La orientalización de la península, a medida que iba civilizándose, influyó decisivamente en su cocina. Si los rudos pobladores de la alta meseta continuaban alimentándose de pan de bellota y tasajo de cabra, en las fértiles tierras del sur triunfaba la trilogía mediterránea: el trigo, el aceite y el vino. «La Turdetania (valle del Guadalquivir y Andalucía Occidental) es maravillosamente fértil —dice Estrabón—. Produce en abundancia toda clase de frutos; la exportación duplica estos bienes porque los frutos sobrantes se venden con facilidad a los numerosos buques mercantes que transitan sus vías fluviales y sus obras. De Turdetania se exporta trigo, mucho vino y aceite; éste además no sólo en calidad, sino en cantidad insuperable». Las exportaciones de aceite andaluz a Roma fueron de tal magnitud que sólo con las ánforas y vasijas que se rompían en los cercanos depósitos se formó tal acumulación que hoy, ya cubierta de vegetación, constituye el monte Testaccio (Mons Testaceus), esto es, el monte de los tiestos. No deja de ser revelador que, veinte siglos después, buena parte del aceite de oliva de calidad que Italia comercializa en el mundo, y del que obtiene pingües beneficios, proceda de Andalucía, donde las multinacionales italianas y francesas lo compran a granel.
El cervantino licenciado Vidriera se queja en un memorable pasaje:
—«¿Soy yo, por ventura, el monte Testacho de Roma para que me tiréis tantos tiestos y tejas?». El incrédulo turista aún acude allí para cerciorarse de que, en efecto, el monte está formado solamente por tiestos de vasijas.
En el norte de la península, la agricultura no alcanzó tanto esplendor. Las cosechas de cereal se guardaban en hórreos que los sorprendidos autores latinos denominaban supra terram granaria o granaria sublima.
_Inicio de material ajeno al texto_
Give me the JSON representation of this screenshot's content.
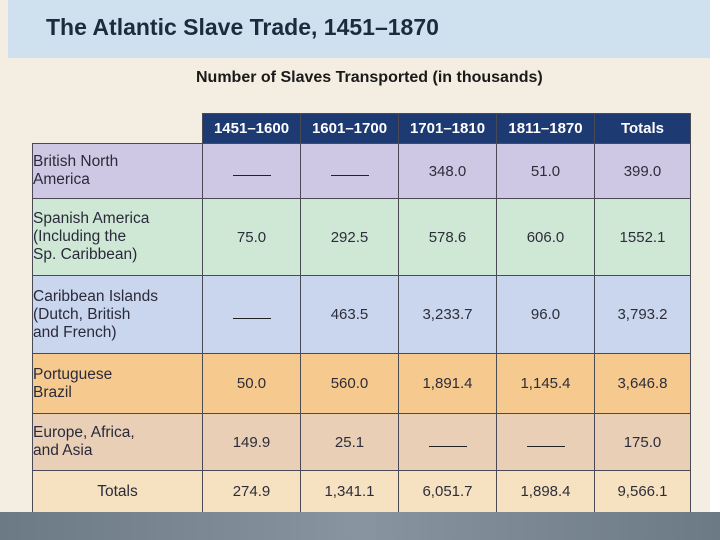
{
  "title": "The Atlantic Slave Trade, 1451–1870",
  "subtitle": "Number of Slaves Transported (in thousands)",
  "chart_data": {
    "type": "table",
    "title": "The Atlantic Slave Trade, 1451–1870",
    "subtitle": "Number of Slaves Transported (in thousands)",
    "columns": [
      "1451–1600",
      "1601–1700",
      "1701–1810",
      "1811–1870",
      "Totals"
    ],
    "rows": [
      {
        "label": [
          "British North",
          "America"
        ],
        "values": [
          "",
          "",
          "348.0",
          "51.0",
          "399.0"
        ]
      },
      {
        "label": [
          "Spanish America",
          "(Including the",
          "Sp. Caribbean)"
        ],
        "values": [
          "75.0",
          "292.5",
          "578.6",
          "606.0",
          "1552.1"
        ]
      },
      {
        "label": [
          "Caribbean Islands",
          "(Dutch, British",
          "and French)"
        ],
        "values": [
          "",
          "463.5",
          "3,233.7",
          "96.0",
          "3,793.2"
        ]
      },
      {
        "label": [
          "Portuguese",
          "Brazil"
        ],
        "values": [
          "50.0",
          "560.0",
          "1,891.4",
          "1,145.4",
          "3,646.8"
        ]
      },
      {
        "label": [
          "Europe, Africa,",
          "and Asia"
        ],
        "values": [
          "149.9",
          "25.1",
          "",
          "",
          "175.0"
        ]
      },
      {
        "label": [
          "Totals"
        ],
        "values": [
          "274.9",
          "1,341.1",
          "6,051.7",
          "1,898.4",
          "9,566.1"
        ]
      }
    ],
    "colors": {
      "header": "#1e3a73",
      "row_british": "#cfc8e4",
      "row_spanish": "#cfe8d6",
      "row_caribbean": "#c9d6ee",
      "row_brazil": "#f6c98e",
      "row_europe": "#e8cfb6",
      "row_totals": "#f6e2c0"
    }
  }
}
¿Qué árboles florecían en los fértiles huertos turdetanos? Uno de los más abundantes era la higuera. Los griegos alabaron mucho los higos de Edetania y de la Bética, tan abundantes que los conservaban secándolos al sol y prensándolos en cajas.
A las autóctonas higueras se añadieron muy pronto exóticos frutales que traían los colonos del Mediterráneo oriental. Los cartagineses aportaron la granada, denominada por los romanos Malum punica; los propios romanos, el cerezo, en sus tres variedades de fruta, negra, roja y verde.
Hubo además nuevos frutales creados a partir de injertos: «Recientemente en la Bética se ha realizado un injerto de ciruelo en manzano dando un producto llamado nalina. También se ha injertado en almendro, obteniéndose amigdalina; el hueso contiene en su interior una verdadera almendra; no hay fruto tan ingeniosamente derivado; las peras se denominan, según su procedencia: picentina, numantina, alejandrina».
El otro árbol fundamental que trajeron los griegos fue el olivo. Los cartagineses comenzaron a cultivarlo en el siglo VI a. C. y rápidamente superó al acebuche autóctono, del que también se extraía aceite. «El suelo cascajoso —leemos— es muy bueno para los olivos en Venafranus y muy pingüe en la Bética, donde no hay árbol mayor que el olivo. La región recoge sus más ricas cosechas de sus olivos». También los había de verdeo. La aceituna de Mérida era famosa por su dulzura y la tomaban pasa, como la ciruela.